I used to love watching my mother apply a dab of kumkum (a dry red powder signifying her being a wife) to the parting of her hair on her forehead. And it was that childhood image I thought of when I got an alert from my friend S.R. about an unusual recall on the U.S. Food and Drug Administration website (he learned about it via this blog post). It was for a voluntary recall by a company in Skokie, Illinois. Raja Foods, is recalling a brand of kumkum and other powders for containing high levels of lead. The notice lists a whole lot of scary possible consequences, though it notes that "external use" (which is presumably how most people use the kumkum) "does not pose a health hazard."
Anyone know if other kumkum powders on the market are dangerous, too? Post your comments below.
Recall -- Firm Press Release
FDA posts press releases and other notices of recalls and market withdrawals from the firms involved as a service to consumers, the media, and other interested parties. FDA does not endorse either the product or the company.

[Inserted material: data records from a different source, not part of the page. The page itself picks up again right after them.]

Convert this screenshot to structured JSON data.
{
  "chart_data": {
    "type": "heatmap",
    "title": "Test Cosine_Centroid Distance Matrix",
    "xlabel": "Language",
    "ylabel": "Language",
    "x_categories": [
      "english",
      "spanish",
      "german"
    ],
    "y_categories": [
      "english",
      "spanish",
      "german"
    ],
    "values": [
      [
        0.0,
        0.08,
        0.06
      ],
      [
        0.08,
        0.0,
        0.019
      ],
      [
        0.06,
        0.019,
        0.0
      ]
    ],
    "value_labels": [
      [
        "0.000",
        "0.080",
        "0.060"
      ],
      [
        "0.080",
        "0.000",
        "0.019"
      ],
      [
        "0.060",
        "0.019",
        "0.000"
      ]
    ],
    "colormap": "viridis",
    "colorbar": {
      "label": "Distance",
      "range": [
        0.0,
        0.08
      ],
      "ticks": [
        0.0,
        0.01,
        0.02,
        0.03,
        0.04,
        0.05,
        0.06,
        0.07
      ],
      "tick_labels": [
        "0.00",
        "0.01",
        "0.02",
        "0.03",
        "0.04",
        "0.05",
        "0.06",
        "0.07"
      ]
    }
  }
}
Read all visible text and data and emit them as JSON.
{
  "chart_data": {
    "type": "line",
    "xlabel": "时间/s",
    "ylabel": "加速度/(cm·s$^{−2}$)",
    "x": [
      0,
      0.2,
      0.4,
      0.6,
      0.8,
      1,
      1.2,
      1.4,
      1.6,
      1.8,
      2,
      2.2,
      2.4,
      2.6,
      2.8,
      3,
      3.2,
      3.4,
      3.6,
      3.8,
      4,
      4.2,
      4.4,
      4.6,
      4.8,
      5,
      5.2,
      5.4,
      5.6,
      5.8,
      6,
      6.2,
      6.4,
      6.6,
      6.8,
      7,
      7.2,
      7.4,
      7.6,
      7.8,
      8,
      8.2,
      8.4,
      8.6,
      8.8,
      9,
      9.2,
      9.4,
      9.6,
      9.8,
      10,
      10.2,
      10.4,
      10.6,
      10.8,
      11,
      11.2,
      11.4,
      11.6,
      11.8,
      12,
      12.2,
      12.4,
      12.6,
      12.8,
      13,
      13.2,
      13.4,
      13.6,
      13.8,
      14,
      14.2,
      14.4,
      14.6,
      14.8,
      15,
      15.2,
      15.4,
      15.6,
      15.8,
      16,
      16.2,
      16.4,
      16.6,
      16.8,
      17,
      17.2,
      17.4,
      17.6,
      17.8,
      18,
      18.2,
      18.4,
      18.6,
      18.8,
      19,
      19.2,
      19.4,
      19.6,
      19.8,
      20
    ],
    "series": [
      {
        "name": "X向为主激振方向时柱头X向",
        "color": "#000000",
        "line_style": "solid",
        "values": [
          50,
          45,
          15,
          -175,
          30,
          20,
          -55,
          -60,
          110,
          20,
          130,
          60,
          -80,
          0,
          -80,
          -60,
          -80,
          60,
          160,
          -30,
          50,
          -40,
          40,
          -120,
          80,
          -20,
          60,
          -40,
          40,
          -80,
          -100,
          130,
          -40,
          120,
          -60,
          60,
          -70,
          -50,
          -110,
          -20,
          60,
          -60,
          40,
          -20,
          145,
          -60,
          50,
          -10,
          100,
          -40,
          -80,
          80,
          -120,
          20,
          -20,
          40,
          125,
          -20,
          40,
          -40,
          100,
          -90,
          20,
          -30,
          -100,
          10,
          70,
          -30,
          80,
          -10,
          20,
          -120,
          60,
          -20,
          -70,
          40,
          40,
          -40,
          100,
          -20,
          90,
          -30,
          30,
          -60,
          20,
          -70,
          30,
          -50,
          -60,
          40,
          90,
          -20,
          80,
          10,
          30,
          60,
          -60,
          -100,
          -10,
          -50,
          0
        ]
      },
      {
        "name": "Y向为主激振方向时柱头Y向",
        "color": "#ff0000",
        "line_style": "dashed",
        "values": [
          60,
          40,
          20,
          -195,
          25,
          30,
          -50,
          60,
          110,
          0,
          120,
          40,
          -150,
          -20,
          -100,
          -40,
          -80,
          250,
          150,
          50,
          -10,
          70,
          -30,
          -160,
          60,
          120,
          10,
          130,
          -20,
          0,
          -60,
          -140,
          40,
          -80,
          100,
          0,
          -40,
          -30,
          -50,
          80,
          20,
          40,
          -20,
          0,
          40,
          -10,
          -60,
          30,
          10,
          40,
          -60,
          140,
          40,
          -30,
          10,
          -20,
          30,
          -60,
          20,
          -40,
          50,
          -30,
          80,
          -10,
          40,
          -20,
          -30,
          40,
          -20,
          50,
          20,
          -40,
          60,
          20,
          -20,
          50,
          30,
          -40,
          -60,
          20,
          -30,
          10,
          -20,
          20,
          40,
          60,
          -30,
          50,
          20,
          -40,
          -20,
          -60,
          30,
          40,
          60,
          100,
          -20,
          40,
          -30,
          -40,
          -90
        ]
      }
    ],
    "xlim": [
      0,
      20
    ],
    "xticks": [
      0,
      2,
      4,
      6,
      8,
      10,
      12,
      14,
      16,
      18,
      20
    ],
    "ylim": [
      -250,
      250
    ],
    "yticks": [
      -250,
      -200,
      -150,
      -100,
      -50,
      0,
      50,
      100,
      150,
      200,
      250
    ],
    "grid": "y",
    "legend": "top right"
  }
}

Raja Foods Issues Nationwide Recall on SWAD BRAND ABIL, GULAL, KANKU, KUM KUM, LAGAN SAMAGRI, AND POOJA SAMAGRI Containing High Levels of Lead
FOR IMMEDIATE RELEASE -- January 16, 2008 -- Raja Foods LLC of Skokie, Il is recalling its 3.5 oz. (100 g) packages of "SWAD BRAND: ABIL, GULAL, KANKU, KUM KUM," and "SWAD BRAND: LAGAN SAMAGRI KIT, and POOJA SAMAGRI KIT" because the product contains high levels of lead. Lead is very toxic and dangerous to humans, especially children, women of childbearing age, pregnant women and their unborn children. Although people with lead in their blood often do not exhibit the symptoms of lead toxicity, such symptoms include the following: stomach aches, colic, nausea, vomiting, abnormal irritability, and insomnia. Lead can also permanently damage the central nervous system, resulting in learning difficulties in school children as well as cause other long-term health problems.
These products were distributed through Indian grocery stores in Colorado, Georgia, Iowa, Illinois, Indiana, Kansas, Michigan, Minnesota, Missouri, Nebraska, New York, Ohio, Oregon, Tennessee, Texas, Washington and Wisconsin.
These products are used in India for religious purposes and are intended to be placed on the skin or hair. Although the product was not intended to be sold for food use, its labeling may be confusing and may imply it may be used as food. The ABIL, GULAL, KANKU,and KUM KUM product is distributed in a 3.5 oz. (100 g) plastic bag with a front label stating "SWAD BEST TASTE IN TOWN SINDOOR", "FOR RECIPE IDEAS VISIT OUR WEBSITE : WWW.RAJAFOODS.COM", and "PRODUCT OF INDIA." The LAGAN SAMAGRI and POOJA SAMAGRI product is distributed in plastic bins with a front label stating "SWAD BEST TASTE IN TOWN POOJA SAMAGRI" SWAD BEST TASTE IN TOWN LAGAN SAMAGRI" The back label states "Imported and Distributed by: Raja Foods, 8110, N. St. Louis Avenue, Skokie, ILL 60076", and a sticker stating "NONEDIBLE".
External use of the product does not pose a health hazard.
Consumers who have purchased any of these products are urged to return them to the place of purchase for a full refund. Consumers with questions may contact the company at 1-800-800-7923 x 2860.